Его задача как работника информации заключалась в том, чтобы слушать разговоры летчиков и освещать их в своих рапортах начальству, а кроме того, организовывать встречи и представления театральных трупп, которые приезжали в части. Информировать надо было о душевном состоянии летчиков, чтобы давать материал - и только положительный - для пропагандирования их жизни. Шпионить за ними не требовали.

- А какие разговоры были в последний месяц?

- Центром всего служила будущая битва за Японию. Летчики говорили, что вот мы идем умирать как смертники, а все равно это ничего уже не изменит. Зная, что я могу выжить, они меня уверяли, что тем, кто останется жить, будет труднее, чем тем, кто умрет.

- А не бывало ли таких случаев, что летчик, будучи один в воздухе, не таранил свою цель, а, вернувшись, говорил, что не нашел ее или погода помешала?

- Такие случаи бывали, но к концу все меньше, потому что фронт был все ближе и врать было все труднее. Начальство знало о таких вещах, но ничего не предпринимало - ведь все равно они все должны были умереть.

- А как летчики восприняли капитуляцию?

- О капитуляции нам стало известно на день раньше, чем об этом объявил император.
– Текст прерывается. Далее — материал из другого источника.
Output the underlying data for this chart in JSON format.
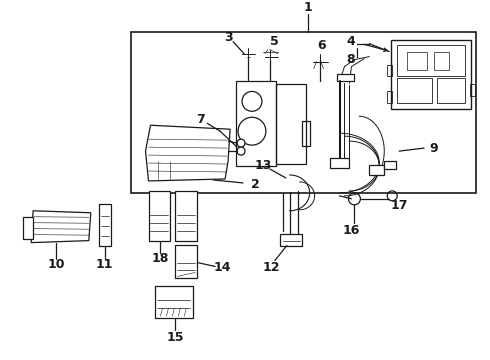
{
  "bg_color": "#ffffff",
  "line_color": "#1a1a1a",
  "fig_width": 4.9,
  "fig_height": 3.6,
  "dpi": 100
}
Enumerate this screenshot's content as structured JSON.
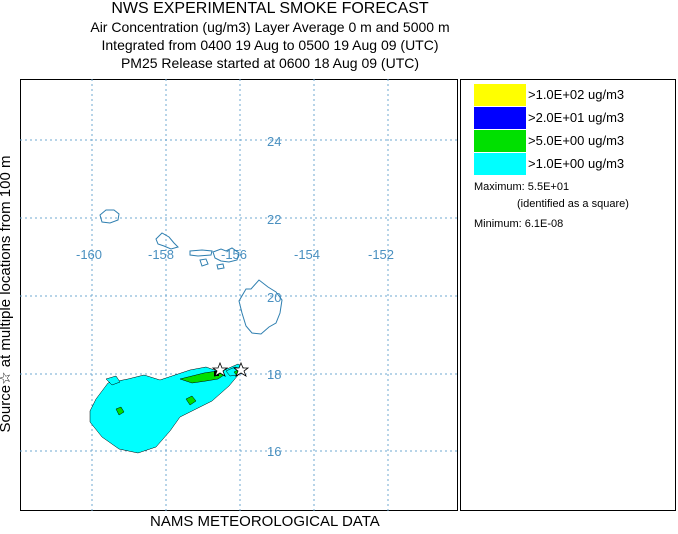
{
  "header": {
    "title": "NWS EXPERIMENTAL SMOKE FORECAST",
    "line1": "Air Concentration (ug/m3) Layer Average    0 m and  5000 m",
    "line2": "Integrated from 0400 19 Aug to 0500 19 Aug 09 (UTC)",
    "line3": "PM25 Release started at 0600 18 Aug 09 (UTC)"
  },
  "side_label": "Source☆  at multiple locations    from   100 m",
  "bottom_label": "NAMS METEOROLOGICAL DATA",
  "map": {
    "lon_labels": [
      "-160",
      "-158",
      "-156",
      "-154",
      "-152"
    ],
    "lat_labels": [
      "24",
      "22",
      "20",
      "18",
      "16"
    ],
    "grid_color": "#6fa8d0",
    "coast_color": "#2f7fb0"
  },
  "legend": {
    "items": [
      {
        "label": ">1.0E+02 ug/m3",
        "color": "#ffff00"
      },
      {
        "label": ">2.0E+01 ug/m3",
        "color": "#0000ff"
      },
      {
        "label": ">5.0E+00 ug/m3",
        "color": "#00e000"
      },
      {
        "label": ">1.0E+00 ug/m3",
        "color": "#00ffff"
      }
    ],
    "maximum": "Maximum: 5.5E+01",
    "max_note": "(identified as a square)",
    "minimum": "Minimum: 6.1E-08"
  }
}
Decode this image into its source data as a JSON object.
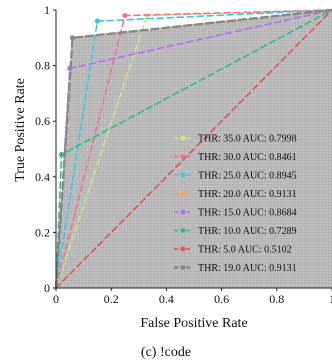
{
  "chart_data": {
    "type": "line",
    "xlabel": "False Positive Rate",
    "ylabel": "True Positive Rate",
    "caption": "(c) !code",
    "xlim": [
      0,
      1
    ],
    "ylim": [
      0,
      1
    ],
    "xticks": [
      "0",
      "0.2",
      "0.4",
      "0.6",
      "0.8",
      "1"
    ],
    "yticks": [
      "0",
      "0.2",
      "0.4",
      "0.6",
      "0.8",
      "1"
    ],
    "grid": false,
    "legend_position": "lower-right",
    "series": [
      {
        "name": "THR: 35.0 AUC: 0.7998",
        "color": "#c7e87e",
        "x": [
          0,
          0.33,
          1
        ],
        "y": [
          0,
          0.98,
          1
        ]
      },
      {
        "name": "THR: 30.0 AUC: 0.8461",
        "color": "#f0708f",
        "x": [
          0,
          0.25,
          1
        ],
        "y": [
          0,
          0.98,
          1
        ]
      },
      {
        "name": "THR: 25.0 AUC: 0.8945",
        "color": "#39c6e8",
        "x": [
          0,
          0.15,
          1
        ],
        "y": [
          0,
          0.96,
          1
        ]
      },
      {
        "name": "THR: 20.0 AUC: 0.9131",
        "color": "#f5a35a",
        "x": [
          0,
          0.06,
          1
        ],
        "y": [
          0,
          0.9,
          1
        ]
      },
      {
        "name": "THR: 15.0 AUC: 0.8684",
        "color": "#b36ef0",
        "x": [
          0,
          0.05,
          1
        ],
        "y": [
          0,
          0.79,
          1
        ]
      },
      {
        "name": "THR: 10.0 AUC: 0.7289",
        "color": "#2bbd85",
        "x": [
          0,
          0.02,
          1
        ],
        "y": [
          0,
          0.48,
          1
        ]
      },
      {
        "name": "THR: 5.0 AUC: 0.5102",
        "color": "#e8524a",
        "x": [
          0,
          1
        ],
        "y": [
          0,
          1
        ]
      },
      {
        "name": "THR: 19.0 AUC: 0.9131",
        "color": "#888888",
        "x": [
          0,
          0.06,
          1
        ],
        "y": [
          0,
          0.9,
          1
        ]
      }
    ]
  }
}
Были такие, которые все равно после этого вылетали, чтобы броситься в море и разбиться, и это продолжалось еще дней пятнадцать.

- А вы лично как думали о войне перед самой капитуляцией? Хотели, чтобы она кончилась?

- Нет, я хотел бороться до конца.

- Но вы понимали уже безнадежность положения?

- Да, но все равно; ведь Япония до сих пор никогда не проигрывала войн. Япония может быть побеждена только тогда, когда в живых не останется ни одного японца.

- А сейчас вы тоже думаете, что правительство неправильно сделало, пойдя на капитуляцию? Вы, должно быть, сильно ненавидите победителей американцев и русских?

После долгой паузы он сказал:

- Сейчас совсем ничего не понятно. Меня просто несет течением времени. Я так растерян и такая пустота в душе, что нег сил даже на ненависть.

23 февраля 1946 года. Киото

Среди многих других научных учреждений Киото числится так называемый институт изучения западной культуры. Как выяснилось, до мая 1945 года этот институт именовался институтом японо-немецкой культуры - так называли его японцы, или просто институтом немецкой культуры - так называли его сами немцы, так значилось и на обложке институтских ежегодников (текст ежегодника по-японски, обложка и оглавление по-немецки).

Так как деятелям института, видимо, не особенно улыбалась встреча со мной, то ее пришлось довольно долго организовывать, К сожалению, у меня как раз в этот день одна встреча следовала впритык за другой и время было ограничено. Однако свидание вышло все-таки любопытным.